Answer the following questions using the documentation for mean():

  1. What package is mean() in?
  2. What named arguments does mean() accept?
  3. Which of the named arguments are required?
  4. How are these three function calls different?
    1. mean(1:10)
    2. mean(1:10, trim = 0)
    3. mean(1:10, 0, FALSE)
  5. What classes of object are acceptable values for x?
  6. How does mean() treat missing values in x?
  7. What is the class and length of the output of mean(x) if:
    1. x is a numeric vector of length 50?
    2. x is a logical vector of length 100?

Why are there four different calls to as.data.frame() in the Usage section of its documentation?

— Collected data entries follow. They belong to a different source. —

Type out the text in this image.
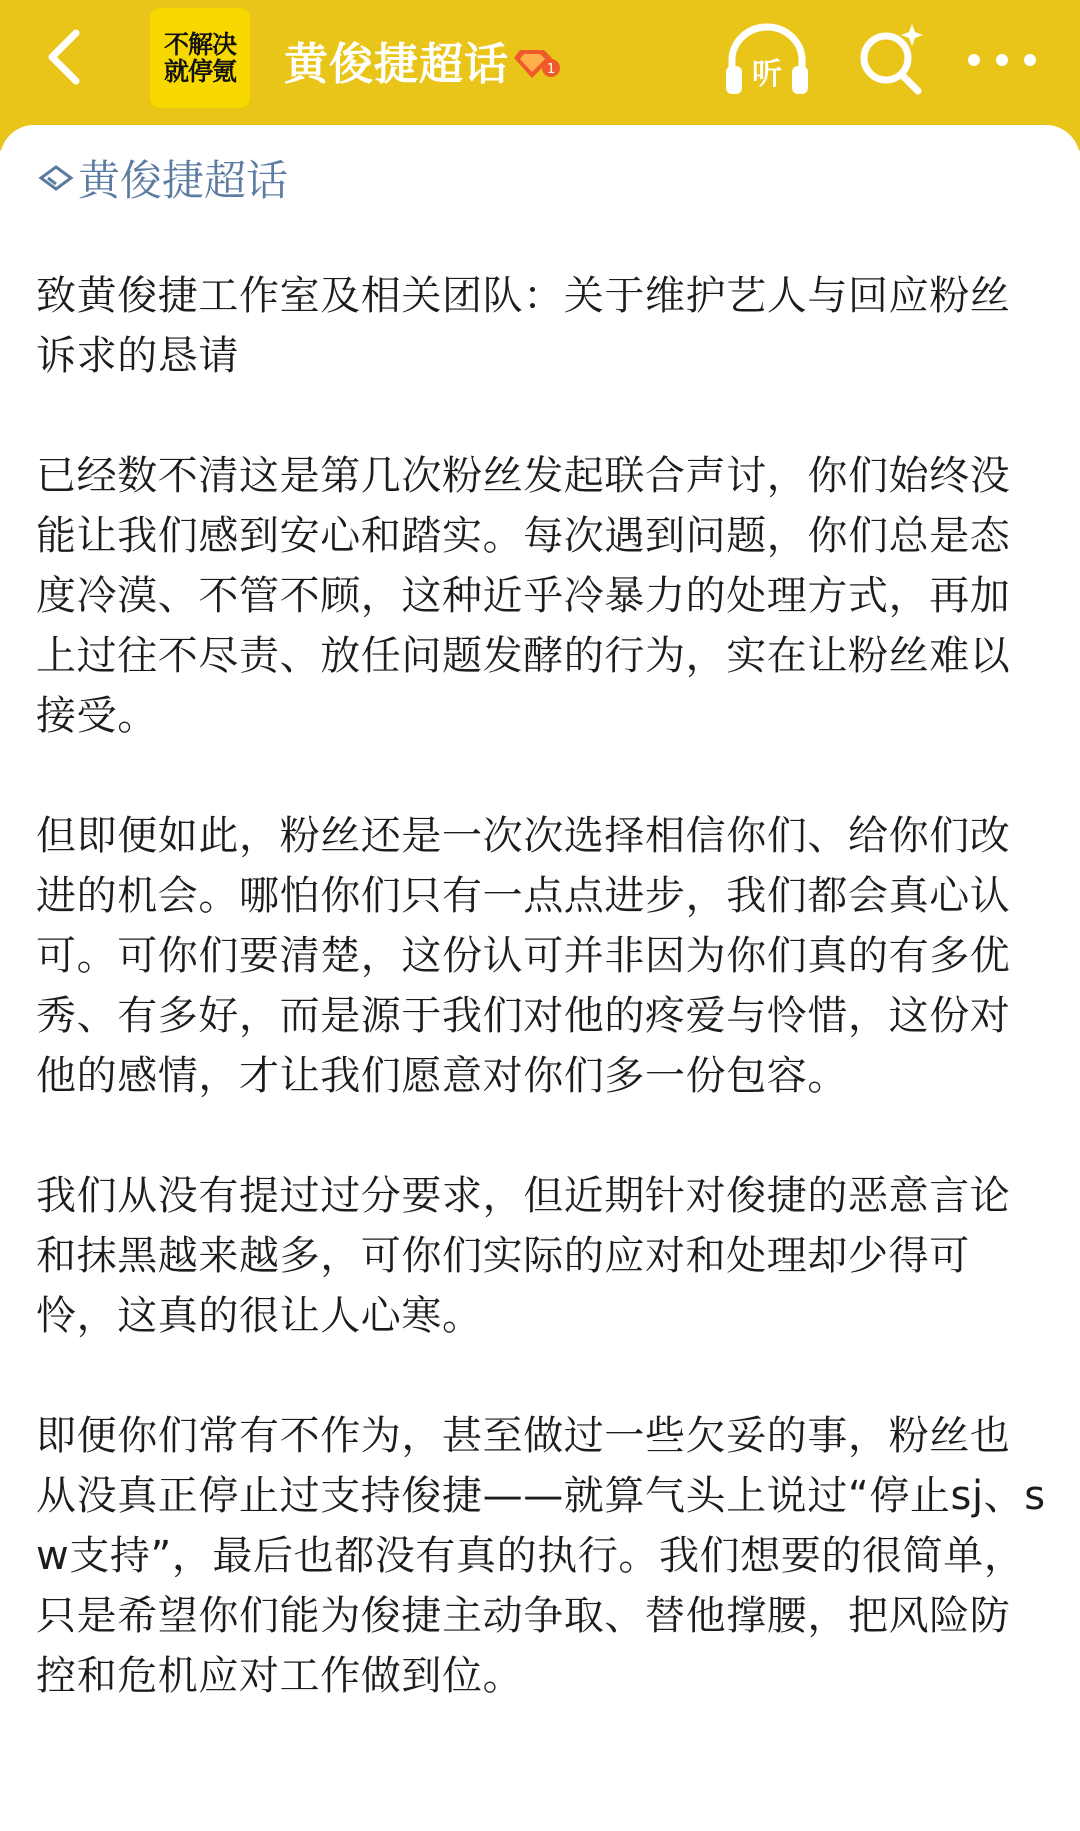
不解决
就停氪 黄俊捷超话	1	听
黄俊捷超话

致黄俊捷工作室及相关团队：关于维护艺人与回应粉丝诉求的恳请

已经数不清这是第几次粉丝发起联合声讨，你们始终没能让我们感到安心和踏实。每次遇到问题，你们总是态度冷漠、不管不顾，这种近乎冷暴力的处理方式，再加上过往不尽责、放任问题发酵的行为，实在让粉丝难以接受。

但即便如此，粉丝还是一次次选择相信你们、给你们改进的机会。哪怕你们只有一点点进步，我们都会真心认可。可你们要清楚，这份认可并非因为你们真的有多优秀、有多好，而是源于我们对他的疼爱与怜惜，这份对他的感情，才让我们愿意对你们多一份包容。

我们从没有提过过分要求，但近期针对俊捷的恶意言论和抹黑越来越多，可你们实际的应对和处理却少得可怜，这真的很让人心寒。

即便你们常有不作为，甚至做过一些欠妥的事，粉丝也从没真正停止过支持俊捷——就算气头上说过“停止sj、sw支持”，最后也都没有真的执行。我们想要的很简单，只是希望你们能为俊捷主动争取、替他撑腰，把风险防控和危机应对工作做到位。
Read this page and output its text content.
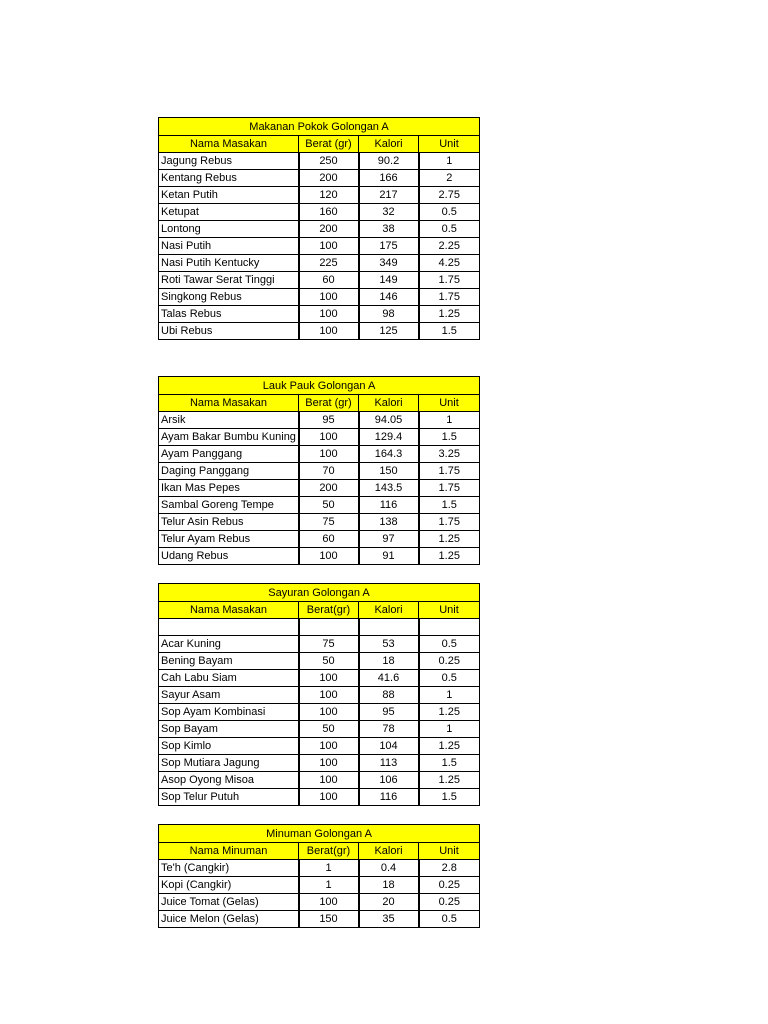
Makanan Pokok Golongan A			
Nama Masakan	Berat (gr)	Kalori	Unit
Jagung Rebus	250	90.2	1
Kentang Rebus	200	166	2
Ketan Putih	120	217	2.75
Ketupat	160	32	0.5
Lontong	200	38	0.5
Nasi Putih	100	175	2.25
Nasi Putih Kentucky	225	349	4.25
Roti Tawar Serat Tinggi	60	149	1.75
Singkong Rebus	100	146	1.75
Talas Rebus	100	98	1.25
Ubi Rebus	100	125	1.5
Lauk Pauk Golongan A			
Nama Masakan	Berat (gr)	Kalori	Unit
Arsik	95	94.05	1
Ayam Bakar Bumbu Kuning	100	129.4	1.5
Ayam Panggang	100	164.3	3.25
Daging Panggang	70	150	1.75
Ikan Mas Pepes	200	143.5	1.75
Sambal Goreng Tempe	50	116	1.5
Telur Asin Rebus	75	138	1.75
Telur Ayam Rebus	60	97	1.25
Udang Rebus	100	91	1.25
Sayuran Golongan A			
Nama Masakan	Berat(gr)	Kalori	Unit

Acar Kuning	75	53	0.5
Bening Bayam	50	18	0.25
Cah Labu Siam	100	41.6	0.5
Sayur Asam	100	88	1
Sop Ayam Kombinasi	100	95	1.25
Sop Bayam	50	78	1
Sop Kimlo	100	104	1.25
Sop Mutiara Jagung	100	113	1.5
Asop Oyong Misoa	100	106	1.25
Sop Telur Putuh	100	116	1.5
Minuman Golongan A			
Nama Minuman	Berat(gr)	Kalori	Unit
Te'h (Cangkir)	1	0.4	2.8
Kopi (Cangkir)	1	18	0.25
Juice Tomat (Gelas)	100	20	0.25
Juice Melon (Gelas)	150	35	0.5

Answer the following questions using the documentation for read.csv():

  1. Why does ?read.csv() open the documentation for read.table()?
  2. What is the difference between read.table(), read.csv(), and read.csv2()?

2.3.2 Part 2: Data Import

Researchers at the Vancouver and Okanagan campuses of The University of British Columbia have conducted a survey of child sleep. The results of this survey are found in the file child-sleep-data.csv. The table below provides names and descriptions for each variable in the data set.

Name Description
id A randomly generated participant ID, unique to each participant.
age The age of the child in the study.
campus The campus from which the participant was recruited (“Point Grey” or “Okanagan”).
sleep_location Where does the child sleep? 1 = co-sleeps with parent(s); 2 = sleeps in own room; 3 = shares a room but does not cosleep.
sleep The parent’s estimate of the average hours of sleep the child receives in a 24-hour period.

Download child-sleep-data.csv and then complete the following steps:

2.3.3 Import and Inspect the Data

  • Import child-sleep-data.csv into R; assign it a meaningful name.
  • Inspect the data.frame using head(), str(), and View().

2.3.3.1 Convert Categorical Variables to Factors

  • Use as.factor() and factor() to convert any categorical variables to factors with the appropriate levels and labels.

2.3.3.2 Subsetting and Logical Expressions

Use [] to subset the data frame and find the answers to following questions/complete the tasks described below. You will also need to use is.na(), max(), min(), mean(), and logical expressions.

  • What campus was the 48th participant recruited at?
  • Return the data for participants who are missing responses on the sleep variable.
  • What proportion of participants are missing data for the sleep variable?
  • On average, how many hours do the children in this sample sleep per day?
  • What is the average daily sleep of children in each of the three conditions?
  • What is the participant ID of the participant(s) who reported the most sleep? The least sleep?

2.3.3.3 Participant Information

Use table() to identify how many, and what proportion of participants belong to each level of the three categorical variables.